Die Desillusionierung der Leserschaft beginnt gleich zu Beginn: Während der bekannte "Hormonpapst" und langjährige Sekretär Kardinal Königs auf dem Cover als vermeintlicher Verfasser einer Monographie firmiert, entpuppt er sich wenige Seiten später als Herausgeber eines Sammelbands. Nur im Eingangskapitel nähert sich Huber selbst der Frage "Verändert die Medizin den Menschen?"

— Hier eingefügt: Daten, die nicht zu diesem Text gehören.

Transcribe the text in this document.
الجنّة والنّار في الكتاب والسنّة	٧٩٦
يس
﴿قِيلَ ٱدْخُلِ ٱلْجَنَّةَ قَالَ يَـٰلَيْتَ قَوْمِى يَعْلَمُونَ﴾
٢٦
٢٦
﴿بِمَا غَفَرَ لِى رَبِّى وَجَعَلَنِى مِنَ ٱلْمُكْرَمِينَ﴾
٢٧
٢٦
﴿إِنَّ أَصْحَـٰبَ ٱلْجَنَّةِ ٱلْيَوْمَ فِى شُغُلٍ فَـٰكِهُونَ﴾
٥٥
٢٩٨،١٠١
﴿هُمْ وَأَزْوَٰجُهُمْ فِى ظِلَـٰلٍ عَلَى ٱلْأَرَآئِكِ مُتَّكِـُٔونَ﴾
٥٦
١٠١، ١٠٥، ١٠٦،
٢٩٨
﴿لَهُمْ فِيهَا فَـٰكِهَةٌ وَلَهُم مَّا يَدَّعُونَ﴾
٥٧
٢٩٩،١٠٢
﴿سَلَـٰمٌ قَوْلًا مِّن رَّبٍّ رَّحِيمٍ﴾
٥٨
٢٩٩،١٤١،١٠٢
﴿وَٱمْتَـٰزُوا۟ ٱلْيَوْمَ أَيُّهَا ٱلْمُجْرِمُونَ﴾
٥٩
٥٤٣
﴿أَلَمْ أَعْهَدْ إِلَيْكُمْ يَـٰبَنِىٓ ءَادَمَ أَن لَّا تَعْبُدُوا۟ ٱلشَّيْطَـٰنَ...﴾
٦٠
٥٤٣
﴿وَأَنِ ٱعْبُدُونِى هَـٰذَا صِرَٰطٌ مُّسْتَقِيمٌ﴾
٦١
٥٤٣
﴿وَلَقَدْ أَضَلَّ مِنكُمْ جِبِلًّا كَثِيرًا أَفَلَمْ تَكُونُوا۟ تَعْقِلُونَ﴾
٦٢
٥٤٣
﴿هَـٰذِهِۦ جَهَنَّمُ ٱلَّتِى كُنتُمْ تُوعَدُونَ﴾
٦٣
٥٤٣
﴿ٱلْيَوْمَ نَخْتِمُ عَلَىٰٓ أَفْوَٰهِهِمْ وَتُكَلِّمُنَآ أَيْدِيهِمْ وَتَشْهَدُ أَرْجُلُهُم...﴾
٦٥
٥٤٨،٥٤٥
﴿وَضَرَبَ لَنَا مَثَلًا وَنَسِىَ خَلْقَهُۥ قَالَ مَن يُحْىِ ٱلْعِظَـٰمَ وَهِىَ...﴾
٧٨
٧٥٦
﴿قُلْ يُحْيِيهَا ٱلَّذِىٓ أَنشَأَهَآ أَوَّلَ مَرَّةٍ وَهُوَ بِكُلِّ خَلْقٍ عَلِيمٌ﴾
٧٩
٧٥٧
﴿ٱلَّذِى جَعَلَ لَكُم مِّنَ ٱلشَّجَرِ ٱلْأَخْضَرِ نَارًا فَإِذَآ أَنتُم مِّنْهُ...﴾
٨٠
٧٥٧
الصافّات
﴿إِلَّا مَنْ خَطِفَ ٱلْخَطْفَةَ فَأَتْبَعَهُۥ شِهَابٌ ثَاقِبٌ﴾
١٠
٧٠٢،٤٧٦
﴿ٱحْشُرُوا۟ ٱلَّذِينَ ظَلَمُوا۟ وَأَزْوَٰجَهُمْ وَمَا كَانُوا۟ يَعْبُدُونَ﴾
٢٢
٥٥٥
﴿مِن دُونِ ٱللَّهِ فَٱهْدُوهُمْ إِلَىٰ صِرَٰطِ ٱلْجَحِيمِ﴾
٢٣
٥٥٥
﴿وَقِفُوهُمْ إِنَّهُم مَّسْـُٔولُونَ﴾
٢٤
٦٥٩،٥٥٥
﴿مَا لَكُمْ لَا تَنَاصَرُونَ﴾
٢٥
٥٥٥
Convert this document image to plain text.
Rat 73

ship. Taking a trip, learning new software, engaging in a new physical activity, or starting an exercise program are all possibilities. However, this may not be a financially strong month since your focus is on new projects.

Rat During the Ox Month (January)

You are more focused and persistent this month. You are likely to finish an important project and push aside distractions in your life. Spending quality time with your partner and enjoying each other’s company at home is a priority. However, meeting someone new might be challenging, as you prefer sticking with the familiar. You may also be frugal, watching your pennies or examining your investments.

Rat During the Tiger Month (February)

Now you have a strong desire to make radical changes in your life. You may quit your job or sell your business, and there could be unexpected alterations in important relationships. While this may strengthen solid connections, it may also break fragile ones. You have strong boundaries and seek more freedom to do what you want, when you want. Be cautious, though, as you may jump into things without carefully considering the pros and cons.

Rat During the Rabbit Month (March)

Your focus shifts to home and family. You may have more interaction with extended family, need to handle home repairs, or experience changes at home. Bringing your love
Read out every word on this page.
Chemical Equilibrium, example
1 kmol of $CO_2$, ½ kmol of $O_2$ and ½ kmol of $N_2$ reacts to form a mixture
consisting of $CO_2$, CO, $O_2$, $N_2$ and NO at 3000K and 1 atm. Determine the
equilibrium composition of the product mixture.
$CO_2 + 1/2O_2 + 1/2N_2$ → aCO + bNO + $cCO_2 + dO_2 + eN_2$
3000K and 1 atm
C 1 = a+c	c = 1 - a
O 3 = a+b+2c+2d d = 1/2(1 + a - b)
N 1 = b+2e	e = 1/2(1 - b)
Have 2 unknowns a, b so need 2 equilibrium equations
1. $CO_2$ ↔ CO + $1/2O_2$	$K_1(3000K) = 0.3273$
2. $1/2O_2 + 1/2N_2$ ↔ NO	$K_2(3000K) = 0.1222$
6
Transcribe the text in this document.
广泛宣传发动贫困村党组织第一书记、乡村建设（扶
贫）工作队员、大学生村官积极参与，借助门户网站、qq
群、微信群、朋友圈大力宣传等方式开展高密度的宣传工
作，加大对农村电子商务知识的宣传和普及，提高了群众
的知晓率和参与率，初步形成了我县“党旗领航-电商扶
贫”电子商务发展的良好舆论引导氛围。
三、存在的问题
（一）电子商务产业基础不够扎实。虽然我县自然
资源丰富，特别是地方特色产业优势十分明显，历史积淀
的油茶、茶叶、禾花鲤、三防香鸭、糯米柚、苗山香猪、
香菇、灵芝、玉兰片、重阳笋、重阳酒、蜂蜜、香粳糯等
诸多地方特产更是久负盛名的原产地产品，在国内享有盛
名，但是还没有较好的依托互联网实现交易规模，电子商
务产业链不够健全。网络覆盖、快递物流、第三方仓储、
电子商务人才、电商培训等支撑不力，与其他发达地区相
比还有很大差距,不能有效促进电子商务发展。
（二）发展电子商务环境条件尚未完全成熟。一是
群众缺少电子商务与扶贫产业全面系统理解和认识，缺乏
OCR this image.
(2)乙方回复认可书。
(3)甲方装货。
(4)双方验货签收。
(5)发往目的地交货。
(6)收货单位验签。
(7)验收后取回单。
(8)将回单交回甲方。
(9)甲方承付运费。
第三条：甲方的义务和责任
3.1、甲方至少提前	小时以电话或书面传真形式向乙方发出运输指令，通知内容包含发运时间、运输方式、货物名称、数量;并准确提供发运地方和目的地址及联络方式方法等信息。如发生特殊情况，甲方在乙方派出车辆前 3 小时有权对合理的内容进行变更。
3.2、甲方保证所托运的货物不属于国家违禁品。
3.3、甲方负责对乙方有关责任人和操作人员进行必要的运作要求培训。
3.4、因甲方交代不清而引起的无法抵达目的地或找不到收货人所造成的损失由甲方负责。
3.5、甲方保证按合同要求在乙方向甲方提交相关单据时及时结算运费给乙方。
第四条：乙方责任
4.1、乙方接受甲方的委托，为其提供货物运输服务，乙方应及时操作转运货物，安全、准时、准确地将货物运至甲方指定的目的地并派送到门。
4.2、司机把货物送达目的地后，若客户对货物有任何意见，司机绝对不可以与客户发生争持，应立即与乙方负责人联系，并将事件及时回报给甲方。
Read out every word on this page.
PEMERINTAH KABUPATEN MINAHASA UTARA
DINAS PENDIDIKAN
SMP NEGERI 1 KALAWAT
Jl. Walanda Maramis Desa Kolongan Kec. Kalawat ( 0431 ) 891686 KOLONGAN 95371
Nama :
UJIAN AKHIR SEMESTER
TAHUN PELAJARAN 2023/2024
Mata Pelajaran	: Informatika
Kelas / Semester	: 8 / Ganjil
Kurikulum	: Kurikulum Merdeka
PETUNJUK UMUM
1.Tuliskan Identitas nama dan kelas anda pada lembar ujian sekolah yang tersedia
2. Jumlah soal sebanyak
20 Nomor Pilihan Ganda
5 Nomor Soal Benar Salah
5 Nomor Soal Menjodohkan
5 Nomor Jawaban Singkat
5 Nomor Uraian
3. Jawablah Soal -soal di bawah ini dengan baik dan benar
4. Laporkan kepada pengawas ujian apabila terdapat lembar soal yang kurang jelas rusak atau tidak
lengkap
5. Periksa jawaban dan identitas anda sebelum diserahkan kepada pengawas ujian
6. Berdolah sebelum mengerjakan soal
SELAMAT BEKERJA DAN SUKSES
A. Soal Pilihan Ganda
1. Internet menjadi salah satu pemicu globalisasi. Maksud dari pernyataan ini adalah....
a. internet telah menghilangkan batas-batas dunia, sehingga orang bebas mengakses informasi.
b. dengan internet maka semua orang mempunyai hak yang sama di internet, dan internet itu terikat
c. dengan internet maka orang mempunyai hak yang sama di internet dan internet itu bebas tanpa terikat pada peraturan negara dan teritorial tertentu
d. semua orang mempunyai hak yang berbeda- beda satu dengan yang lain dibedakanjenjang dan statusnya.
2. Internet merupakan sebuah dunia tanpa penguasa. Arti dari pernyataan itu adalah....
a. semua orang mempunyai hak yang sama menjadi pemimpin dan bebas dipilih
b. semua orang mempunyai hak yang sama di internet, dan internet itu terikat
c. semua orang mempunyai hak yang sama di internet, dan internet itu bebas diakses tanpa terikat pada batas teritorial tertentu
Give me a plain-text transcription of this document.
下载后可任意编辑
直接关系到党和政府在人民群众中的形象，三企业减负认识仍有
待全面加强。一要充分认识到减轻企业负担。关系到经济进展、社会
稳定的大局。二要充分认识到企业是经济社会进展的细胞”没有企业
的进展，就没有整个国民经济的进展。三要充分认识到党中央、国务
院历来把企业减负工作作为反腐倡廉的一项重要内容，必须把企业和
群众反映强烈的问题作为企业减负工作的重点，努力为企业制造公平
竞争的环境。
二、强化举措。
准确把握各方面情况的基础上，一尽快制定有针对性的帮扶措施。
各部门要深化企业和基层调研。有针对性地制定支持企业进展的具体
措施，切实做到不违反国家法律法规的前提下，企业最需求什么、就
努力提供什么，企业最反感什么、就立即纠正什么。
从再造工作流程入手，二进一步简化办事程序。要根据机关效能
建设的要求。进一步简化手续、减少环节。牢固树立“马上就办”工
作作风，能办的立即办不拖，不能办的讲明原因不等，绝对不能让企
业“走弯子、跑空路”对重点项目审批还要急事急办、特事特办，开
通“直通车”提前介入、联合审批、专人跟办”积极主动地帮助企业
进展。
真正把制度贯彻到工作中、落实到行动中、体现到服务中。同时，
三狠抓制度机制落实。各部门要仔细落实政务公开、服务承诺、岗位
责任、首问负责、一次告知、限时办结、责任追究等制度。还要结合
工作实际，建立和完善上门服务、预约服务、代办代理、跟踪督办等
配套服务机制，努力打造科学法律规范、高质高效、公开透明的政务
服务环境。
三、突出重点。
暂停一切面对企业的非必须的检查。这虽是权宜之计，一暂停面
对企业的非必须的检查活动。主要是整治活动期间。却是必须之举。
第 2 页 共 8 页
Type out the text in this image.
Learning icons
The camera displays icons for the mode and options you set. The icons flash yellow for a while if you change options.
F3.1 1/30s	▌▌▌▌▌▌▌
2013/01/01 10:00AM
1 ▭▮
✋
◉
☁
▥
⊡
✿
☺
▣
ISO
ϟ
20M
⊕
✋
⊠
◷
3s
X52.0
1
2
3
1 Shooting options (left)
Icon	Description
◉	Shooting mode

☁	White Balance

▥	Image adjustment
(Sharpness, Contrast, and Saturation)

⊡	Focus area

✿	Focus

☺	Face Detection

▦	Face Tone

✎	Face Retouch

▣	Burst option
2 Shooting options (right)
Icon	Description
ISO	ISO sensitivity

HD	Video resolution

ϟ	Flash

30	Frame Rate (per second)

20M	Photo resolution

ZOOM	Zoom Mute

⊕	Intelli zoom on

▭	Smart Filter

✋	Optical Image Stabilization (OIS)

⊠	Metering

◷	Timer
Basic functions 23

Welche anthropologischen Umbrüche gehen nun mit den medizinischen Umwälzungen einher? Wo und wie verlaufen die im Vorwort angekündigten Lösungswege aus den Problemfeldern Stammzellenforschung, Keimbahntherapie und Klonen? Und was ist unter jener "Steinzeitmoral" zu verstehen, derer wir uns als aufgeklärte, demokratisch gesinnte Menschen endlich entledigen sollten?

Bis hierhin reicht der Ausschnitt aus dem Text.